Alcyonium digitatum or dead man's fingers is a species of soft coral in the family Alcyoniidae. It is found around the coasts of the northern Atlantic Ocean and other temperate waters such as the South Pacific.

==Description==
Dead man's fingers is a colonial coral forming clumps of yellow, white or cream-coloured fleshy masses of finger-like lobes. The surface layer include many sclerites which form a crust. The individual polyps are white and translucent, and project from the leathery surface when feeding, giving the colony a furry appearance.

==Distribution and habitat==
Dead man's fingers is found along the Atlantic coasts of north west Europe from Portugal to Norway, most recently being discovered in the uncharted waters of Jammerbugt bay off the north-west coast of Denmark by a 2020 seafloor mapping project led by explorer Klaus Thymann. The species also occurs in parts of Canada, northeastern coast of the United States, the Gulf of Maine and the Bay of Fundy and the northern waters of New Zealand. The polyps live in colonies attached to bedrock, boulders, stones and occasionally the shells of crabs and gastropods. They are most plentiful in areas with strong water movement and where there is insufficient sunlight for algae to predominate. They are usually found in the sublittoral zone down to about fifty metres.
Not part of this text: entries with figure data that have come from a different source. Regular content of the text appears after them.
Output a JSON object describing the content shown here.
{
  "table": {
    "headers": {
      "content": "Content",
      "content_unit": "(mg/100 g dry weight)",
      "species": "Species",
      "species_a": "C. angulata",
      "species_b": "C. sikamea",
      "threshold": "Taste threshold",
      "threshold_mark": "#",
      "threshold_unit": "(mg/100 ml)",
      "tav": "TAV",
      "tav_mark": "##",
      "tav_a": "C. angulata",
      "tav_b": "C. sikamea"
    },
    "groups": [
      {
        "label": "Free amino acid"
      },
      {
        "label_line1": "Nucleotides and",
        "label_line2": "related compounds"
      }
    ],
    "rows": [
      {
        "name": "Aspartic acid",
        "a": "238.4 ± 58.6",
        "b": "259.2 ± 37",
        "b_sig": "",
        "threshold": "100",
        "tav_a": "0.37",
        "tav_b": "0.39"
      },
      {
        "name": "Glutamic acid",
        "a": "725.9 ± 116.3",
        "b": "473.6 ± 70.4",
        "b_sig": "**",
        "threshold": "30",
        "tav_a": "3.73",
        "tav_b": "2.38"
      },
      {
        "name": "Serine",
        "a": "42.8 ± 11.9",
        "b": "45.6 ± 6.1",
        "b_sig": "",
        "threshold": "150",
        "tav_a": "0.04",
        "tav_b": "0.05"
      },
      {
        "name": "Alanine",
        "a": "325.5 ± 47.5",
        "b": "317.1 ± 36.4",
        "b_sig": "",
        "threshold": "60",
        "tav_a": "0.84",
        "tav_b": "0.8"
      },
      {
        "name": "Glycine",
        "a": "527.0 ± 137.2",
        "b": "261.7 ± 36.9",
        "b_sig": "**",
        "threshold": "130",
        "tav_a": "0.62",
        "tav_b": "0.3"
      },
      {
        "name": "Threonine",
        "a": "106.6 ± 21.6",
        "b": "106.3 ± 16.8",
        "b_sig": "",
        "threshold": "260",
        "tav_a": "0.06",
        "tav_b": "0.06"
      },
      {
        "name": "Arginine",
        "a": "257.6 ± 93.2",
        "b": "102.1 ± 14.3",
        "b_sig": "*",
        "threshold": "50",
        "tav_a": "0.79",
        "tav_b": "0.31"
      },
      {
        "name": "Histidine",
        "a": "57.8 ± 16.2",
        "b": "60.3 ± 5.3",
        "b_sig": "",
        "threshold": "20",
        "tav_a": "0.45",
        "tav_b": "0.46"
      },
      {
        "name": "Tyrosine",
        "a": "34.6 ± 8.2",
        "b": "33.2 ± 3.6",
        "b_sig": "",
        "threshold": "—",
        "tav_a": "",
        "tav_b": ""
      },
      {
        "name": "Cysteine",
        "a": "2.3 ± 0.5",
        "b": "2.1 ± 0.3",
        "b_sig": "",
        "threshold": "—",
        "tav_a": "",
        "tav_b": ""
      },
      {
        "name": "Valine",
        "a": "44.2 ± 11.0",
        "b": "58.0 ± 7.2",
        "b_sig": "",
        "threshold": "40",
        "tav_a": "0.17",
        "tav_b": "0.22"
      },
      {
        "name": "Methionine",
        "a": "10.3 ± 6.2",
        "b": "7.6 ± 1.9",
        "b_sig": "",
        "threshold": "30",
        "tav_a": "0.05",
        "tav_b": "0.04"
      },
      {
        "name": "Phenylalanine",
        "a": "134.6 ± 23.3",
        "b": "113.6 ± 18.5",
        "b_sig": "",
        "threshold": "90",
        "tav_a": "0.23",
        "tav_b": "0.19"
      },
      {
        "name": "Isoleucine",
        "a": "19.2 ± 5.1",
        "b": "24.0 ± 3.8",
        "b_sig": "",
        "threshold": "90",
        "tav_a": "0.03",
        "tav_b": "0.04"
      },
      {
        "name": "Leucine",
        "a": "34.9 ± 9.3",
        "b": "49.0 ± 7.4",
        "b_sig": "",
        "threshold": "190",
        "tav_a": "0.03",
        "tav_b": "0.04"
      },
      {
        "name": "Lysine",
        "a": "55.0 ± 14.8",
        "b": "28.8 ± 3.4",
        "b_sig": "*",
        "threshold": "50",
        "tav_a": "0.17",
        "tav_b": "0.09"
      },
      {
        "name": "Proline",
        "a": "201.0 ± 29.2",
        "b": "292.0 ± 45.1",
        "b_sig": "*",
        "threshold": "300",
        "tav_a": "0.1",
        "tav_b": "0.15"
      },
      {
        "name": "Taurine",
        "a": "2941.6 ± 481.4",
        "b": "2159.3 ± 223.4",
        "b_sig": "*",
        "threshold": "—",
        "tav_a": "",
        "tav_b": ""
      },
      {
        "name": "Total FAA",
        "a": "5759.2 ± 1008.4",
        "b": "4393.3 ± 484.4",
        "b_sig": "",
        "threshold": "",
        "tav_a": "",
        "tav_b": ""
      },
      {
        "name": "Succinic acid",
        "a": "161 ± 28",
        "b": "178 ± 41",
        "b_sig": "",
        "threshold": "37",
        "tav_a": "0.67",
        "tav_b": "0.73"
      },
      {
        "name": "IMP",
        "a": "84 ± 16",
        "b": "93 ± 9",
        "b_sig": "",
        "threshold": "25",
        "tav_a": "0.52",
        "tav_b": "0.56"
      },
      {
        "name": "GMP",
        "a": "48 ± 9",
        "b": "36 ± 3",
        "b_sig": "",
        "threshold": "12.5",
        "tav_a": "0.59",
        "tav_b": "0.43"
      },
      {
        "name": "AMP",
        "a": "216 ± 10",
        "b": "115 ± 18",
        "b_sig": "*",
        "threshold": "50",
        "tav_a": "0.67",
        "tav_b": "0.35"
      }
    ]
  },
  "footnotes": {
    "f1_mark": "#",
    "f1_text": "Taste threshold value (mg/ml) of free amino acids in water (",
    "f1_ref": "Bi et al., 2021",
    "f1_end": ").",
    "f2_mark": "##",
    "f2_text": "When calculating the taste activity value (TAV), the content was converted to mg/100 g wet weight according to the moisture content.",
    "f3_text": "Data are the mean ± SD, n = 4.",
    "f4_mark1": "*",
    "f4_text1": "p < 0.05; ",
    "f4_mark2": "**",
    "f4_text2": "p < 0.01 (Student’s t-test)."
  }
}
This coral is common around the coasts of Britain and Ireland where Alcyonium glomeratum and Alcyonium hibernicum are also found but these are much rarer and misidentification is unlikely.

==Biology==
The colonies of dead man's fingers are nearly always either male or female, although a small number of hermaphrodite colonies are found. Colony growth occurs mainly in the first half of the year with the polyps becoming inactive in late summer, and the base tissue turning reddish or brownish due to the growth of algae and hydroids on the surface. At this time the gonads are developing and spawning occurs in December and January. Populations have been found to synchronize their gametogenesis and spawning activities. Fertilisation takes place externally and the embryos float for a few days before developing into free swimming larvae. Most of these soon settle on a suitable substrate and new polyps develop but a few may remain in the zooplankton for some time and disperse over a wide area. Colonies have been known to live for twenty years.

The polyps feed at various times of the day with their tentacles extended. They are suspension feeders gathering plankton from the water with the help of cilia, and absorbing oxygen at the same time.